Nr. 15/2012 vom 12.04.2012

Die dunklen Seiten der Sexualität

Von Margrit Klingler-Clavijo

Haitianische Schriftstellerinnen wie Edwidge Danticat, Evelyne Trouillot oder Marie-Célie Agnant haben sich in jüngster Zeit mit der Duvalier-Dynastie auseinandergesetzt, dem Terrorregime von François und Jean-Claude Duvalier (1957–1986). Dabei richten sie ihr Augenmerk auf die Brüche und Risse im familiären und sozialen Gewebe, das Verdrängte und Verschwiegene, das unterschwellig weiterwirkt und im Umgang von Tätern und Opfern durchbricht.

«Ich bin die Ehefrau von Daniel Leroy und die Mätresse eines Macoute-Staatssekretärs», erklärt Nirva Leroy, Protagonistin von Kettly Mars’ Roman «Wilde Zeiten» . Perverser könnte es kaum kommen: Nirvas Ehemann, ein regimekritischer Journalist, wird nach Fort Dimanche gebracht, in den gefürchteten Folterkerker Duvaliers.

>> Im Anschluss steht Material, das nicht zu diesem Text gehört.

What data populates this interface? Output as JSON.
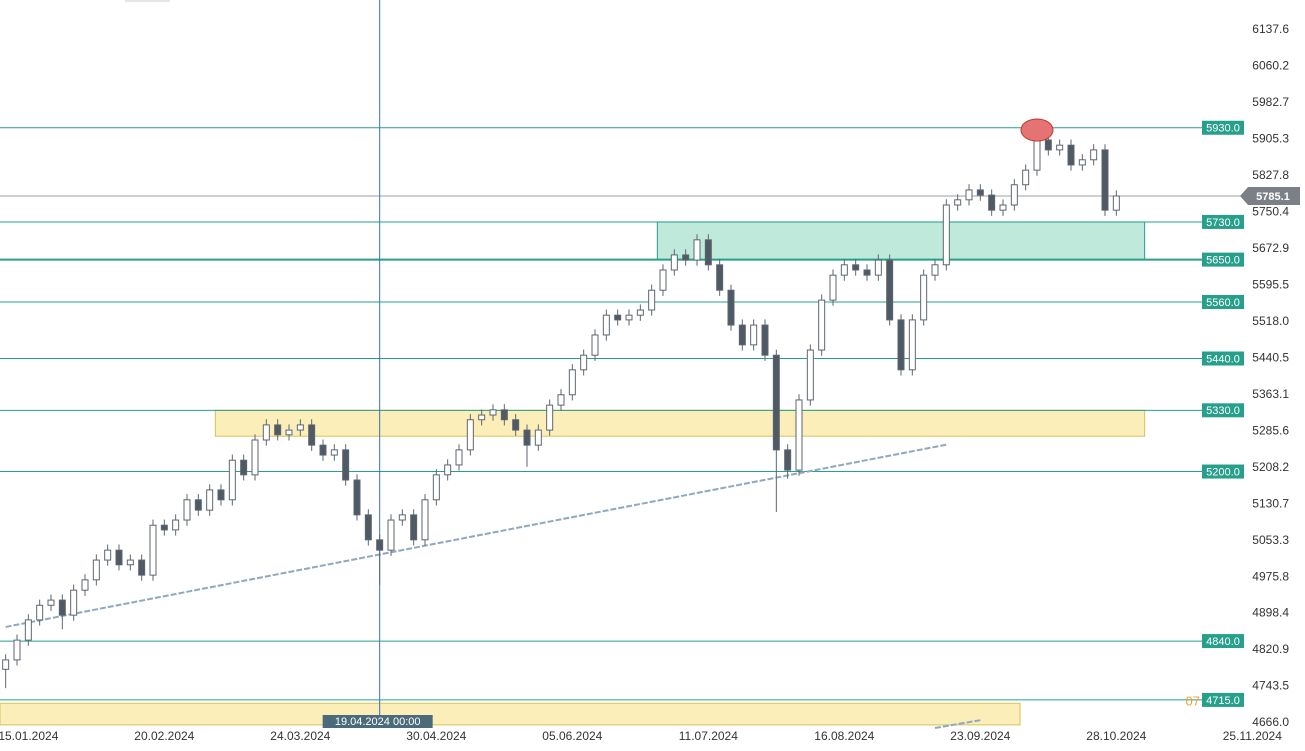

Die plötzlich völlig auf sich gestellte Mutter von zwei Kindern versucht, ihren Ehemann wieder freizubekommen und wird bei Raoul Vicent vorstellig. Der einflussreiche Staatssekretär macht aus seinem Begehren für die Mulattin keinen Hehl. Er überhäuft sie mit Geschenken, bis sie seinem Drängen nachgibt, wohl wissend, dass sie sich dem Räderwerk der Macht aussetzt – der «Macht im Dienst der Triebe, des Instinkts und der Hemmungslosigkeit».

Mars hat diese vertrackte Liebesgeschichte zu einem Roman verdichtet, der verstört und irritiert, weil er sich dem simplen Täter-Opfer-Muster verweigert, jedoch präzis den schleichenden Integritätsverlust einer Frau schildert, ihr Hin und Her zwischen Faszination und Abscheu gegenüber einem Mann, der ihr auf seine Art zugetan ist, doch ihr zugleich grossen Schaden zufügt, nicht nur, weil er alles daran setzt, dass Daniel Leroy hinter Gittern bleibt.

Gerade weil Mars wie schon in «Fado» (2010) sehr sinnlich erzählt und die dunklen Seiten der Sexualität nicht ausspart, erkennt man das perfide Zusammenspiel von Sex und Macht als Unterwerfungsstrategie eines Regimes, das ausnahmslos alle Lebensbereiche zu durchdringen versucht.